Teacher publishes new 'reading script'
By Phyllis Moore
Published in News on February 26, 2007 1:45 PM
Gregory Brown, a reading teacher at North Drive Elementary School, has always been a champion of the underdog -- possibly because he considers himself one.
Brown grew up on a farm in Saulston, graduating from Eastern Wayne High School in 1977. After two years at Mount Olive College, he received a theater arts degree from East Carolina University in 1982. In 1988, he returned to ECU to obtain a master's degree in elementary education. He is also certified in reading.

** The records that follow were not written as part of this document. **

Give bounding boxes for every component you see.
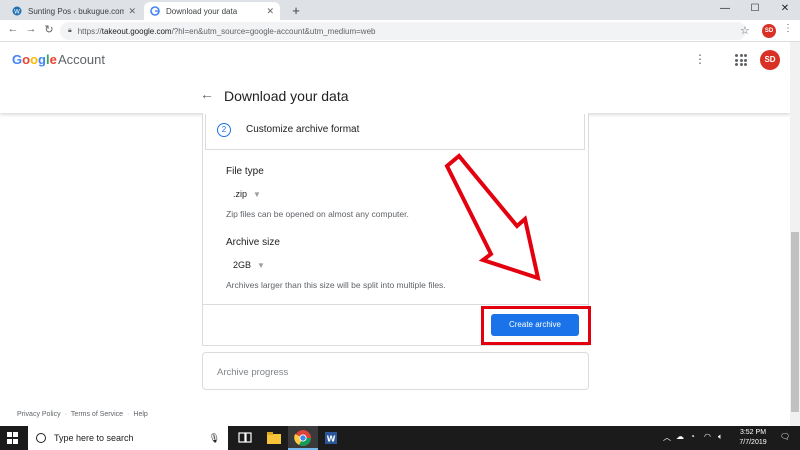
chrome-taskbar-button[interactable] (288, 426, 318, 450)
forward-arrow-icon[interactable]: → (24, 23, 38, 35)
google-account-header: Google Account ⋮ SD (0, 42, 790, 79)
star-icon[interactable]: ☆ (740, 24, 750, 37)
reload-icon[interactable]: ↻ (42, 23, 56, 36)
url-path: /?hl=en&utm_source=google-account&utm_me… (171, 26, 376, 36)
taskbar-search-box[interactable]: Type here to search 🎙︎ (28, 426, 228, 450)
archive-size-value: 2GB (233, 260, 252, 270)
taskbar-search-placeholder: Type here to search (54, 433, 134, 443)
svg-text:W: W (14, 9, 20, 16)
tab-bukugue[interactable]: W Sunting Pos ‹ bukugue.com — W ✕ (6, 2, 142, 20)
footer-separator: · (64, 411, 67, 418)
google-logo[interactable]: Google (12, 52, 57, 67)
notification-icon[interactable]: 🗨︎ (780, 432, 790, 441)
search-icon (36, 433, 46, 443)
task-view-icon[interactable] (236, 429, 254, 447)
chrome-icon (294, 430, 311, 446)
google-favicon-icon (150, 6, 160, 16)
wifi-icon[interactable]: ◠ (704, 432, 711, 441)
microphone-icon[interactable]: 🎙︎ (209, 433, 220, 444)
tab-download-your-data[interactable]: Download your data ✕ (144, 2, 280, 20)
browser-tab-strip: W Sunting Pos ‹ bukugue.com — W ✕ Downlo… (0, 0, 800, 20)
network-icon[interactable]: ◔ (690, 432, 695, 441)
address-bar[interactable]: 🔒︎ https://takeout.google.com/?hl=en&utm… (60, 22, 746, 40)
account-product-name: Account (58, 52, 105, 67)
close-tab-icon[interactable]: ✕ (266, 6, 274, 17)
tab-title: Download your data (166, 6, 238, 16)
page-footer: Privacy Policy · Terms of Service · Help (17, 411, 148, 418)
browser-profile-avatar[interactable]: SD (762, 24, 776, 38)
footer-separator: · (127, 411, 130, 418)
back-arrow-icon[interactable]: ← (200, 86, 214, 102)
step-number: 2 (217, 123, 231, 137)
clock-time: 3:52 PM (739, 429, 767, 436)
url-host: takeout.google.com (101, 26, 172, 36)
maximize-window-icon[interactable]: ☐ (740, 0, 770, 20)
file-type-hint: Zip files can be opened on almost any co… (226, 209, 409, 219)
clock-date: 7/7/2019 (739, 439, 767, 446)
tab-title: Sunting Pos ‹ bukugue.com — W (28, 6, 125, 16)
close-window-icon[interactable]: ✕ (770, 0, 800, 20)
footer-link-terms[interactable]: Terms of Service (71, 411, 123, 418)
footer-link-privacy[interactable]: Privacy Policy (17, 411, 61, 418)
file-type-label: File type (226, 166, 264, 177)
divider (203, 304, 588, 305)
footer-link-help[interactable]: Help (133, 411, 147, 418)
caret-down-icon: ▼ (257, 261, 265, 270)
page-title: Download your data (224, 88, 349, 104)
back-arrow-icon[interactable]: ← (6, 23, 20, 35)
archive-size-select[interactable]: 2GB ▼ (233, 260, 265, 270)
file-type-value: .zip (233, 189, 248, 199)
account-avatar[interactable]: SD (760, 50, 780, 70)
chrome-menu-icon[interactable]: ⋮ (783, 23, 793, 34)
url-scheme: https:// (77, 26, 102, 36)
windows-start-icon[interactable] (7, 432, 19, 444)
archive-size-label: Archive size (226, 237, 280, 248)
minimize-window-icon[interactable]: — (710, 0, 740, 20)
lock-icon: 🔒︎ (68, 27, 72, 34)
caret-down-icon: ▼ (253, 190, 261, 199)
step-header[interactable]: 2 Customize archive format (205, 114, 585, 150)
archive-size-hint: Archives larger than this size will be s… (226, 280, 446, 290)
svg-text:W: W (327, 435, 336, 444)
step-title: Customize archive format (246, 124, 360, 135)
windows-taskbar: Type here to search 🎙︎ W ︿ ☁︎ ◔ ◠ 🔈︎ 3:5… (0, 426, 800, 450)
apps-grid-icon[interactable] (735, 54, 747, 66)
wordpress-favicon-icon: W (12, 6, 22, 16)
arrow-annotation-icon (444, 153, 541, 281)
word-icon[interactable]: W (322, 429, 340, 447)
more-vert-icon[interactable]: ⋮ (694, 52, 706, 66)
archive-progress-card[interactable]: Archive progress (202, 352, 589, 390)
page-subheader: ← Download your data (0, 79, 790, 113)
archive-progress-label: Archive progress (217, 367, 289, 378)
scrollbar-thumb[interactable] (791, 232, 799, 412)
file-explorer-icon[interactable] (265, 429, 283, 447)
file-type-select[interactable]: .zip ▼ (233, 189, 261, 199)
volume-icon[interactable]: 🔈︎ (718, 432, 723, 442)
new-tab-button[interactable]: + (288, 3, 304, 18)
system-clock[interactable]: 3:52 PM 7/7/2019 (733, 428, 773, 448)
red-highlight-box (481, 306, 591, 345)
weather-icon[interactable]: ☁︎ (676, 432, 684, 441)
tray-chevron-icon[interactable]: ︿ (663, 432, 671, 443)
close-tab-icon[interactable]: ✕ (128, 6, 136, 17)
browser-toolbar: ← → ↻ 🔒︎ https://takeout.google.com/?hl=… (0, 20, 800, 42)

Those three areas of training -- reading, education and theater-- have all neatly come together, he said. In addition to working with youngsters to improve reading skills, he recently had a children's script published by Benchmark Education in New York.
The play, "Johnny Appleseed -- An American Legend," is part of the company's Readers Theater series, which promotes fluency and vocabulary growth.
North Drive has used the Readers Theater model for about three years. Brown described it as being like doing a play but with all the children seated, holding scripts in their hands.
Performances are done before small groups. Each student can invite someone from their classroom or another teacher to sit in.
But, Brown notes, "It's not about the audience. It's for the reader."
The scripts are written so that every character represents a different reading level.
"You can assign the parts without them actually knowing what they're getting as far as reading level," he said.
The biggest benefit of that, he said, is to give students a bit of confidence.
"Oral reading is one of the best ways to become a better read," Brown said, "It's kind of a lost art in a lot of ways."
Prior to writing the script for Benchmark, Brown said he had never considered submitting anything for publication.
"I have only written for my students or for myself," he said.
Two years ago, his principal Carol Artis asked Brown to put something together for Black History Month. "The Great African American Rhyme Travel Machine" was performed for a standing room only crowd at the school.
It would be the sample script he inadvertently sent in to Benchmark, prompting the editors to take notice of him.
"We had ordered a set of scripts from Benchmark," Brown explained. "Some of the plays had more characters than there were books. Every child has to hold a script and track with their finger. We needed them to send us more books.
"Just as a whim, I sent them a script so they'd think I knew what I was talking about. Four months later, I got an e-mail from an editor, interested in having me write something for the company."
That was in April 2006. Brown spent most of the summer break completing the project as a "writer for hire." In August, he turned in his final draft. Typically, he said, scripts are about 16 pages long and the performance piece runs about 15 minutes.
The script has just been released in soft cover form and will be available to schools nationwide in time for the fall, when "Johnny Appleseed" is usually presented to students, Brown said.
"Knowing that all across the United States there will be children holding something that I wrote, it's very gratifying," he said.
It is even more meaningful because the very audience Brown seeks to reach today was where he once was.
"When I was growing up, I was perceived as the smart nerd -- glasses, big nose -- but what they didn't know is that I struggled with reading," he said. "I was always the last one to finish reading, to turn in my test paper, always the first person to sit down in spelling bees.
"I was perceived as being smart but had to struggle to keep up, all the way through. In graduate school, I got so behind in my assignments I had to plead with my classmate Jim Frye to read my reading assignments on tape for me."
Having struggled to be a good reader, Brown jumped at the opportunity to be a part of helping others succeed at it.
"Children, a lot of times, have low esteem," he said. "These Readers Theater pieces promote such joy in their little faces and minds because this is the first time they may have had some success."
"They're able to achieve something they have never been able to do before, without the threatening atmosphere."
In his 17th year teaching -- five at School Street Elementary, the last 12 at North Drive -- Brown said he isn't about to abandon the classroom for the publishing world. But it has sparked some new interests, he admits.
"I do have some things that I want to do. I'm really going to be passionate about any aspect of reading," he said.